Александра повернулась к Де Ламбалю.

– Она сумасшедшая, вы видите? Абсолютно сумасшедшая. Будьте добры, передайте мне бренди, майор. Мне это необходимо. Вы не качайте головой, она так и сделает. Я знаю свою сестру. Если она говорит, что поедет в Россию разыскивать своего полковника, она поедет в Россию.

– Вы понимаете, что собираетесь делать? – обратился он к Валентине. – Что вы знаете о тех условиях, которые убивают сотни людей в день. Вы знаете, что вдоль маршрута рыщут банды казаков, не говоря уже о наших собственных дезертирах? Я полагаю, что далеко вы не уедете.

– Другие женщины путешествуют с ними, – возразила Валентина. – Тысячи, почему бы и мне не последовать их примеру? Мой дорогой майор, я знаю, что вы запугиваете меня ради моего же блага, но я не испугаюсь. Меня ничто больше не волнует, только бы найти полковника Де Шавеля, а если он еще жив, то привезти его обратно в Польшу. Так что я собираюсь искать его.

– Вы видите? – спросила Александра. – Я говорила вам – она собирается в Россию. Она замерзнет там до смерти, если ее не съедят волки или не похитят казаки или французы. Но она поедет! Разыскивать тело! И конечно же, мне придется поехать с ней!

– Нет! – быстро сказала Валентина. – Я не позволю тебе рисковать…

– Будь спокойна, – сердито возразила ей сестра. – Ты не сумеешь остановить меня. Ты не знаешь ни слова по-русски, ты не способна присмотреть за собой – тебя чуть не повесили сегодня утром, ты такая неприспособленная! Я еду с тобой. Мы не найдем его и не вернемся оттуда живыми, но по крайней мере мы проделаем часть пути.

Де Ламбаль, прищурясь, наблюдал за ней.

– Ни одна из вас не выживет там более недели, – заметил он.

– О! – воскликнула Александра. – А почему нет? Моя сестра глупа, месье, я этого не отрицаю, но не думайте, что и я такая же. Если я пущусь в это путешествие, то все сделаю как надо. Мы отправимся в путь тогда, когда будем готовы к тем условиям. Подготовка может занять неделю или две, но это того стоит. А если ты будешь спорить со мной, – обратилась она к Валентине, – тогда ты действительно глупа. Мы поедем верхом. Нам будут нужны сани, запасы, слуги для сопровождения, меха и деньги.

– Очень практично, – заметил Де Ламбаль. – Я восхищаюсь вами, княжна. Вы женщина, способная принимать решения. Почему бы нам не поговорить об этом утром? Возможно, к тому времени ваша сестра будет более разумна?

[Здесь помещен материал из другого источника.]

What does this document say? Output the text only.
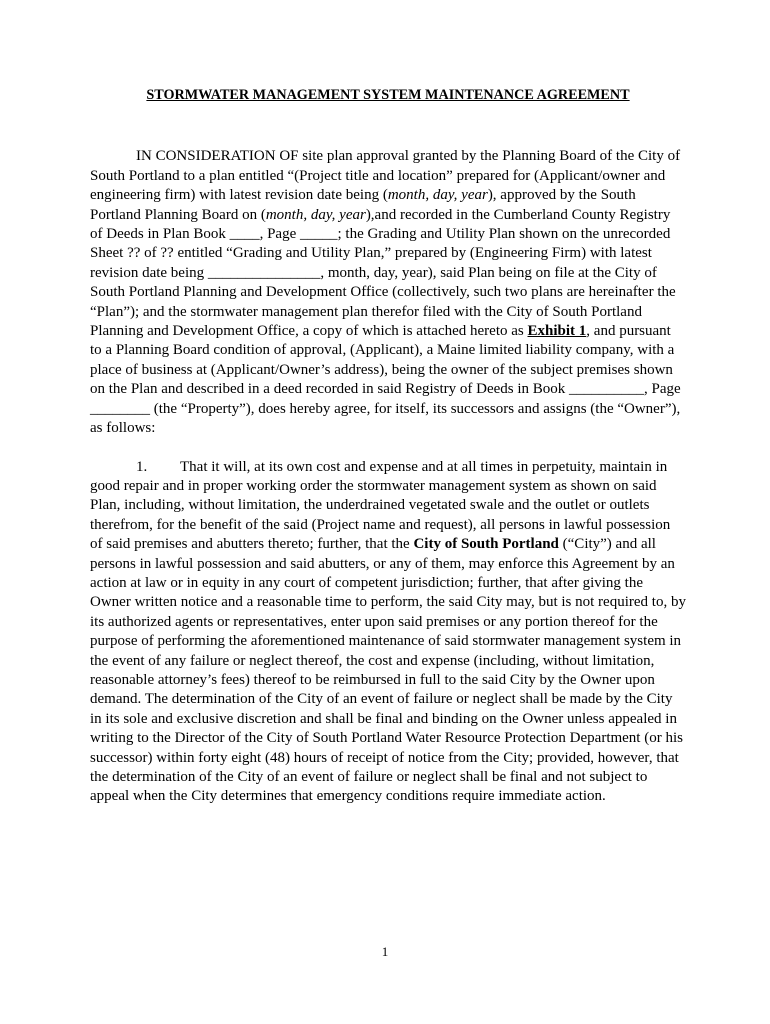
STORMWATER MANAGEMENT SYSTEM MAINTENANCE AGREEMENT

IN CONSIDERATION OF site plan approval granted by the Planning Board of the City of South Portland to a plan entitled “(Project title and location” prepared for (Applicant/owner and engineering firm) with latest revision date being (month, day, year), approved by the South Portland Planning Board on (month, day, year),and recorded in the Cumberland County Registry of Deeds in Plan Book ____, Page _____; the Grading and Utility Plan shown on the unrecorded Sheet ?? of ?? entitled “Grading and Utility Plan,” prepared by (Engineering Firm) with latest revision date being _______________, month, day, year), said Plan being on file at the City of South Portland Planning and Development Office (collectively, such two plans are hereinafter the “Plan”); and the stormwater management plan therefor filed with the City of South Portland Planning and Development Office, a copy of which is attached hereto as Exhibit 1, and pursuant to a Planning Board condition of approval, (Applicant), a Maine limited liability company, with a place of business at (Applicant/Owner’s address), being the owner of the subject premises shown on the Plan and described in a deed recorded in said Registry of Deeds in Book __________, Page ________ (the “Property”), does hereby agree, for itself, its successors and assigns (the “Owner”), as follows:

1. That it will, at its own cost and expense and at all times in perpetuity, maintain in good repair and in proper working order the stormwater management system as shown on said Plan, including, without limitation, the underdrained vegetated swale and the outlet or outlets therefrom, for the benefit of the said (Project name and request), all persons in lawful possession of said premises and abutters thereto; further, that the City of South Portland (“City”) and all persons in lawful possession and said abutters, or any of them, may enforce this Agreement by an action at law or in equity in any court of competent jurisdiction; further, that after giving the Owner written notice and a reasonable time to perform, the said City may, but is not required to, by its authorized agents or representatives, enter upon said premises or any portion thereof for the purpose of performing the aforementioned maintenance of said stormwater management system in the event of any failure or neglect thereof, the cost and expense (including, without limitation, reasonable attorney’s fees) thereof to be reimbursed in full to the said City by the Owner upon demand. The determination of the City of an event of failure or neglect shall be made by the City in its sole and exclusive discretion and shall be final and binding on the Owner unless appealed in writing to the Director of the City of South Portland Water Resource Protection Department (or his successor) within forty eight (48) hours of receipt of notice from the City; provided, however, that the determination of the City of an event of failure or neglect shall be final and not subject to appeal when the City determines that emergency conditions require immediate action.

1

– Ха, – усмехнулась Александра, – она так же упряма, как и глупа. Не так ли, малышка? Пойдем, ты выглядишь уставшей.

– Да, – согласилась Валентина. Она повернулась к Де Ламбалю и подала ему руку. – Благодарю вас за все. Вас и мою сестру. – Она быстро отвернулась, потому что на ее глаза набежали слезы. Она была так утомлена, что дрожала. Де Ламбаль поклонился им.

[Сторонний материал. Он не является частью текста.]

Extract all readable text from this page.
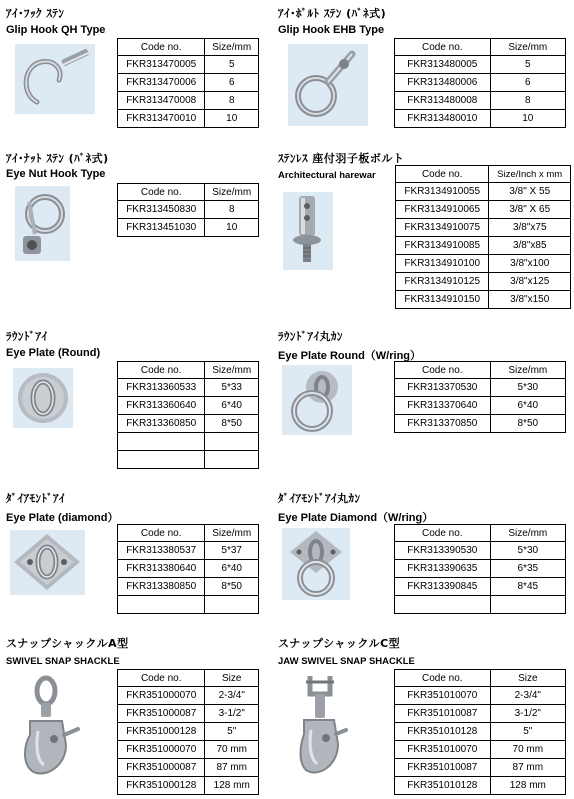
ｱｲ･ﾌｯｸ ｽﾃﾝ
Glip Hook QH Type
Code no.	Size/mm
FKR313470005	5
FKR313470006	6
FKR313470008	8
FKR313470010	10
ｱｲ･ﾎﾞﾙﾄ ｽﾃﾝ (ﾊﾞﾈ式)
Glip Hook EHB Type
Code no.	Size/mm
FKR313480005	5
FKR313480006	6
FKR313480008	8
FKR313480010	10
ｱｲ･ﾅｯﾄ ｽﾃﾝ (ﾊﾞﾈ式)
Eye Nut Hook Type
Code no.	Size/mm
FKR313450830	8
FKR313451030	10
ｽﾃﾝﾚｽ 座付羽子板ボルト
Architectural harewar	Code no.	Size/Inch x mm
FKR3134910055	3/8" X 55
FKR3134910065	3/8" X 65
FKR3134910075	3/8"x75
FKR3134910085	3/8"x85
FKR3134910100	3/8"x100
FKR3134910125	3/8"x125
FKR3134910150	3/8"x150
ﾗｳﾝﾄﾞｱｲ
Eye Plate (Round)
Code no.	Size/mm
FKR313360533	5*33
FKR313360640	6*40
FKR313360850	8*50

ﾗｳﾝﾄﾞｱｲ丸ｶﾝ
Eye Plate Round（W/ring）
Code no.	Size/mm
FKR313370530	5*30
FKR313370640	6*40
FKR313370850	8*50
ﾀﾞｲｱﾓﾝﾄﾞｱｲ
Eye Plate (diamond）
Code no.	Size/mm
FKR313380537	5*37
FKR313380640	6*40
FKR313380850	8*50

ﾀﾞｲｱﾓﾝﾄﾞｱｲ丸ｶﾝ
Eye Plate Diamond（W/ring）
Code no.	Size/mm
FKR313390530	5*30
FKR313390635	6*35
FKR313390845	8*45

スナップシャックルA型
SWIVEL SNAP SHACKLE
Code no.	Size
FKR351000070	2-3/4"
FKR351000087	3-1/2"
FKR351000128	5"
FKR351000070	70 mm
FKR351000087	87 mm
FKR351000128	128 mm
スナップシャックルC型
JAW SWIVEL SNAP SHACKLE
Code no.	Size
FKR351010070	2-3/4"
FKR351010087	3-1/2"
FKR351010128	5"
FKR351010070	70 mm
FKR351010087	87 mm
FKR351010128	128 mm
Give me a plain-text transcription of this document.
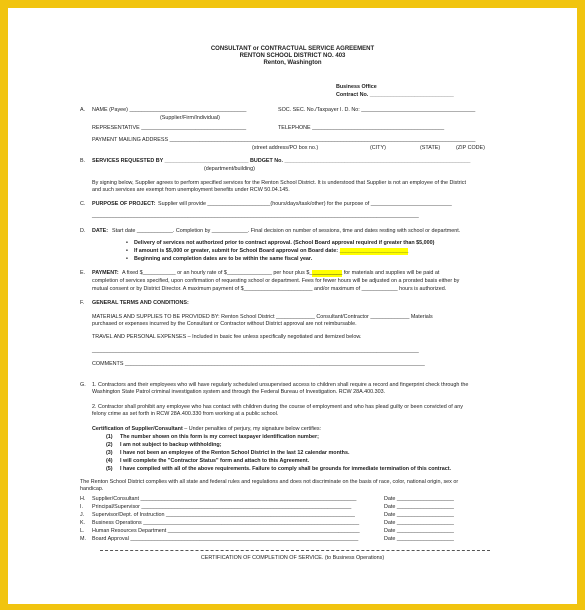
CONSULTANT or CONTRACTUAL SERVICE AGREEMENT
RENTON SCHOOL DISTRICT NO. 403
Renton, Washington
Business Office
Contract No. ____________________________
A. NAME (Payee) _______________________________________	SOC. SEC. No./Taxpayer I. D. No: ______________________________________
(Supplier/Firm/Individual)
REPRESENTATIVE ___________________________________	TELEPHONE ____________________________________________
PAYMENT MAILING ADDRESS ______________________________________________________________________________________________________
(street address/PO box no.)	(CITY)	(STATE)	(ZIP CODE)
B. SERVICES REQUESTED BY ____________________________ BUDGET No. ______________________________________________________________
(department/building)
By signing below, Supplier agrees to perform specified services for the Renton School District. It is understood that Supplier is not an employee of the District
and such services are exempt from unemployment benefits under RCW 50.04.145.
C. PURPOSE OF PROJECT: Supplier will provide _____________________(hours/days/task/other) for the purpose of ___________________________
_____________________________________________________________________________________________________________
D. DATE: Start date ____________. Completion by ____________. Final decision on number of sessions, time and dates resting with school or department.
• Delivery of services not authorized prior to contract approval. (School Board approval required if greater than $5,000)
• If amount is $5,000 or greater, submit for School Board approval on Board date: _______________________
• Beginning and completion dates are to be within the same fiscal year.
E. PAYMENT: A fixed $___________ or an hourly rate of $_______________ per hour plus $___________ for materials and supplies will be paid at
completion of services specified, upon confirmation of requesting school or department. Fees for fewer hours will be adjusted on a prorated basis either by
mutual consent or by District Director. A maximum payment of $_______________________ and/or maximum of ____________ hours is authorized.
F. GENERAL TERMS AND CONDITIONS:
MATERIALS AND SUPPLIES TO BE PROVIDED BY: Renton School District _____________ Consultant/Contractor _____________ Materials
purchased or expenses incurred by the Consultant or Contractor without District approval are not reimbursable.
TRAVEL AND PERSONAL EXPENSES – Included in basic fee unless specifically negotiated and itemized below.
_____________________________________________________________________________________________________________
COMMENTS ____________________________________________________________________________________________________
G. 1. Contractors and their employees who will have regularly scheduled unsupervised access to children shall require a record and fingerprint check through the
Washington State Patrol criminal investigation system and through the Federal Bureau of Investigation. RCW 28A.400.303.
2. Contractor shall prohibit any employee who has contact with children during the course of employment and who has plead guilty or been convicted of any
felony crime as set forth in RCW 28A.400.330 from working at a public school.
Certification of Supplier/Consultant – Under penalties of perjury, my signature below certifies:
(1) The number shown on this form is my correct taxpayer identification number;
(2) I am not subject to backup withholding;
(3) I have not been an employee of the Renton School District in the last 12 calendar months.
(4) I will complete the "Contractor Status" form and attach to this Agreement.
(5) I have complied with all of the above requirements. Failure to comply shall be grounds for immediate termination of this contract.
The Renton School District complies with all state and federal rules and regulations and does not discriminate on the basis of race, color, national origin, sex or
handicap.
H. Supplier/Consultant ________________________________________________________________________	Date ___________________
I. Principal/Supervisor ______________________________________________________________________	Date ___________________
J. Supervisor/Dept. of Instruction _______________________________________________________________	Date ___________________
K. Business Operations ________________________________________________________________________	Date ___________________
L. Human Resources Department ________________________________________________________________	Date ___________________
M. Board Approval ____________________________________________________________________________	Date ___________________
CERTIFICATION OF COMPLETION OF SERVICE. (to Business Operations)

– Для вас обеих готовы комнаты, – сказал он. – Все готово, если вы желаете быть моими гостями.

– Конечно, – согласилась Александра, – вы очень добры; мы с удовольствием принимаем ваше предложение.

– Я провожу вас, – предложил он и провел их наверх по узкой лестнице в комнаты. Они были чисто убраны, обставлены удобной мебелью, в них жарко пылали камины, которые зимой обогревали польские дома. Он поцеловал руку Валентины.

– Спокойной ночи, графиня. Пусть ваш сон будет спокоен, а сны приятными.

– Спокойной ночи, – ответила она и повернулась к сестре, с минуту они стояли обнявшись. Александра гладила мягкие черные волосы сестры, как будто ласкала ребенка.

– Спокойной ночи, малышка. Я загляну к тебе попозже узнать, уснула ли ты. – Дверь за Валентиной закрылась, она и Де Ламбаль остались одни. Александра подошла к своей комнате и встала у открытой двери.

– Майор, я не люблю терять время, уверена, что вы тоже. Заходите.

Он двинулся к ней, потом остановился.

– Вы очень независимая женщина, – спокойно сказал он, взял ее за плечо и поцеловал. Его поцелуй был таким властным, что все ее тело ожило. Де Ламбаль отступил от нее и улыбнулся.

– Очень независимая. Но и я такой же. Когда придет время, вы станете моей любовницей, а не вы возьмете меня в любовники. Я предпочитаю сохранить инициативу.

– Мы навсегда потеряем этот шанс, – сказала она. – Мы никогда снова не увидимся.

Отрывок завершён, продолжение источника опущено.